Out here, I can hear the river's confusion. . . .

The complete poem is here.

Crow has been the recipient of a poetry fellowship from the National Endowment for the Arts, awards from the National Endowment for the Humanities, a residency from Lannan Foundation, and three Fulbright Creative Writing and Research Awards. She won a Colorado Book Award for Vertical Poetry: Recent Poems of Roberto Juarroz (White Pine Press, 1992). Her poems and translations have appeared in hundreds of literary periodicals and magazines, including American Poetry Review, Beloit Poetry JournalPloughshares, and Prairie Schooner

While Poet Laureate, Crow has advocated for putting poetry placards in city buses, sending advanced poetry students into schools to teach poetry, and establishing the Zach Awards for public school teachers making innovative use of poetry in their classrooms—all highly commendable initiatives that could be duplicated in any city and school system.

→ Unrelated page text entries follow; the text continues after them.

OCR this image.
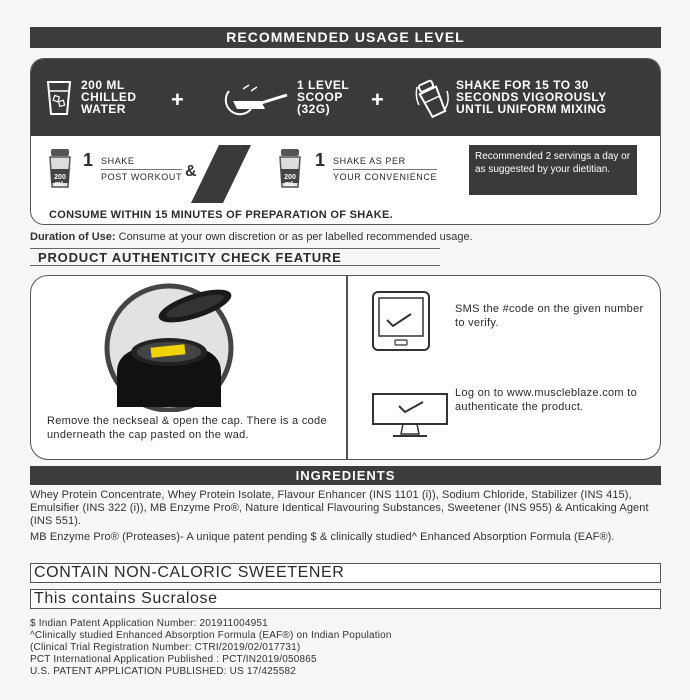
RECOMMENDED USAGE LEVEL
200 ML
CHILLED
WATER	+
1 LEVEL
SCOOP
(32G)	+
SHAKE FOR 15 TO 30
SECONDS VIGOROUSLY
UNTIL UNIFORM MIXING
200 mL
1 SHAKE
POST WORKOUT &	200 mL
1 SHAKE AS PER
YOUR CONVENIENCE
Recommended 2 servings a day or as suggested by your dietitian.
CONSUME WITHIN 15 MINUTES OF PREPARATION OF SHAKE.
Duration of Use: Consume at your own discretion or as per labelled recommended usage.
PRODUCT AUTHENTICITY CHECK FEATURE
Remove the neckseal & open the cap. There is a code underneath the cap pasted on the wad.
SMS the #code on the given number to verify.
Log on to www.muscleblaze.com to authenticate the product.
INGREDIENTS
Whey Protein Concentrate, Whey Protein Isolate, Flavour Enhancer (INS 1101 (i)), Sodium Chloride, Stabilizer (INS 415), Emulsifier (INS 322 (i)), MB Enzyme Pro®, Nature Identical Flavouring Substances, Sweetener (INS 955) & Anticaking Agent (INS 551).
MB Enzyme Pro® (Proteases)- A unique patent pending $ & clinically studied^ Enhanced Absorption Formula (EAF®).
CONTAIN NON-CALORIC SWEETENER
This contains Sucralose
$ Indian Patent Application Number: 201911004951
^Clinically studied Enhanced Absorption Formula (EAF®) on Indian Population
(Clinical Trial Registration Number: CTRI/2019/02/017731)
PCT International Application Published : PCT/IN2019/050865
U.S. PATENT APPLICATION PUBLISHED: US 17/425582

All excerpts and poems © Mary Crow.

Colorado's Poet Laureate page is here. A somewhat fuller biography is available at the Colorado Poets Center. I did not succeed in finding a single fully up-to-date page on Crow.

Two of Crow's poetry collections, the chapbook The High Cost of Living and I Have Tasted the Apple, are available for purchase here or from BOA Editions. Google Books offers a preview of I Have Tasted the Apple here.

Nearly a dozen of Crow's poems are available to read in full here.

An essay by Crow titled "The Poetic History of Colorado" is available at

This site has poems by a number of Colorado Poets Laureate, including Crow.

Crow's poems have been featured several times on The Writer's Almanac with Garrison Keillor (audio is available). Go here for her "Saturday Matinee".


Deborah Barlow said...

I am loving this series Maureen. Crow is a new voice for me. I'll be doing some more digging to be sure.

Louise Gallagher said...

What a great read. Thanks Maureen. I enjoyed your perspective -- and agreed too!

I love the idea of poetry placards in buses -- what a cool idea. Sort of a daily poetry infusion where ever you go.


Anonymous said...

Color...adooooooo! a very colourful state.

i like this coverage, the good, the bad, the poetry, people.
i skimmed, did not click on a hurry this morning.

taxi service again.

Laura said...

i am learning about "paring down" in poetry..."telling less" as you say, Maureen. Still a bit of a novice to this poetry thing, but I find that as I read more works, mine benefit. Essays are still my preferred media, so I find it challenging to "tell less". But I think it has made my essay writing better to be more economical with my words. I so appreciate the artists you expose me to, as I continue to learn as I head off and explore their work.

Happy Holy Monday.

S. Etole said...

Your reviews are insightful and honest ... and always interesting

Billy Coffey said...

I'm continually amazed at a poet's ability to say so much with so little. Love that you're highlighting all these wonderful people.